Mortgage Fraud: What Is Mortgage Fraud
Mortgage fraud is the practice of deceiving the mortgage lender by providing deceptive false information in order to deceive the mortgage underwriter and lender to fund a mortgage loan. Many home buyers who commit mortgage fraud do not realize how serious mortgage fraud is. Some examples of mortgage fraud is trying to persuade an appraiser to get a higher value by offering a bribe, manipulation of contracts where there is a kickback agreement after closing and hiding it from the mortgage lender, illegal sources of down payment funds, jacking up sales prices and making an agreement with the seller to get a kickback, falsifying tax returns and bank statements, and lying or misrepresenting information on the mortgage application. Mortgage fraud was one of the leading factors in the financial and real estate collapse of 2008 and mortgage fraud still exists today. More than 10% of the mortgage applications today contain false information that borders mortgage fraud.
Kickbacks Are Illegal
Any kickbacks among the realtor, mortgage lender, attorneys, or anyone associated with the origination and/or purchase of the subject property is illegal. A mortgage lender cannot give a realtor a kickback nor can a realtor give a mortgage lender a kickback for referring business. Same with attorneys, title companies, appraisers, and anyone involved in the mortgage and real estate purchase process. Bottom line is that referral fees are not allowed under any circumstances. The government does not waste any time in bringing federal charges to those who have kickback programs among licensed professionals.
Inflating The Purchase Price
Another common kickback practices that still occur today is when a seller inflates the purchase price and gives the buyers a kickback to promote the sale of their home after closing. This practice is an absolute no no in the mortgage business and if you get caught, there will be severe consequences.
Straw buyers are actual home mortgage loan applicants who apply for a mortgage loan as an owner occupied mortgage loan but have no intention of living in the subject property. Straw buyers mortgage loan applications are very common when the actual owner occupant mortgage loan borrower does not qualify for a mortgage loan due to not enough income documentation or poor credit scores and has a friend or family member to apply in their name just to qualify for the mortgage loan without any intent of them living there. Straw buyers who are family members normally do this to help the non-qualifying mortgage loan borrower and do not realize that they are committing mortgage fraud. If you are applying for a mortgage loan as an owner occupant residence, you are required to move in to the subject property within 60 days of closing on your home and you need to be an owner occupant for at least one year.

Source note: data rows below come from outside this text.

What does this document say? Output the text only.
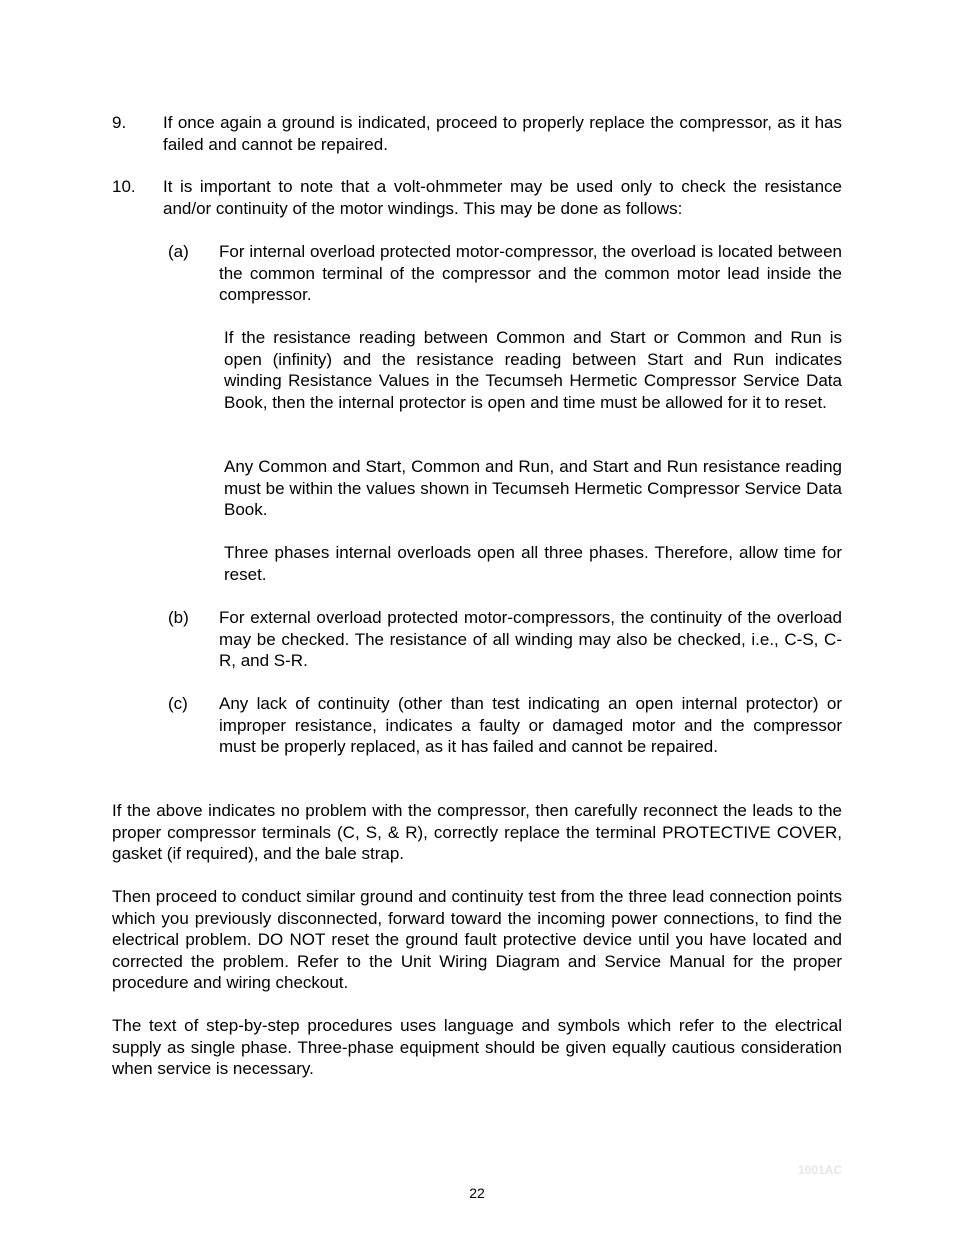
9. If once again a ground is indicated, proceed to properly replace the compressor, as it has failed and cannot be repaired.

10. It is important to note that a volt-ohmmeter may be used only to check the resistance and/or continuity of the motor windings. This may be done as follows:

(a) For internal overload protected motor-compressor, the overload is located between the common terminal of the compressor and the common motor lead inside the compressor.

If the resistance reading between Common and Start or Common and Run is open (infinity) and the resistance reading between Start and Run indicates winding Resistance Values in the Tecumseh Hermetic Compressor Service Data Book, then the internal protector is open and time must be allowed for it to reset.

Any Common and Start, Common and Run, and Start and Run resistance reading must be within the values shown in Tecumseh Hermetic Compressor Service Data Book.

Three phases internal overloads open all three phases. Therefore, allow time for reset.

(b) For external overload protected motor-compressors, the continuity of the overload may be checked. The resistance of all winding may also be checked, i.e., C-S, C-R, and S-R.

(c) Any lack of continuity (other than test indicating an open internal protector) or improper resistance, indicates a faulty or damaged motor and the compressor must be properly replaced, as it has failed and cannot be repaired.

If the above indicates no problem with the compressor, then carefully reconnect the leads to the proper compressor terminals (C, S, & R), correctly replace the terminal PROTECTIVE COVER, gasket (if required), and the bale strap.

Then proceed to conduct similar ground and continuity test from the three lead connection points which you previously disconnected, forward toward the incoming power connections, to find the electrical problem. DO NOT reset the ground fault protective device until you have located and corrected the problem. Refer to the Unit Wiring Diagram and Service Manual for the proper procedure and wiring checkout.

The text of step-by-step procedures uses language and symbols which refer to the electrical supply as single phase. Three-phase equipment should be given equally cautious consideration when service is necessary.

1001AC
22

Tax Returns, Bank Statements, And Other Mortgage Documents
All tax returns, W-2s, bank statements, verification of rent, and other information you provide your mortgage lender will be verified and any altered documents is illegal and not only will the outcome be a mortgage loan denial, but the mortgage lender is required to report any false or doctored mortgage documentation to HUD and the FBI. No mortgage loan in the world is worth the risk of getting caught for mortgage fraud. To many, it might be a victimless crime but mortgage fraud is a very serious offense where if you are convicted of mortgage fraud, you can be sentenced to a maximum of 30 years in federal prison. I would be extremely leery of any mortgage loan officer who asks you to get a straw buyer or encourages you to doctor the information. In essense, the mortgage loan originator is inducing you to commit mortgage fraud.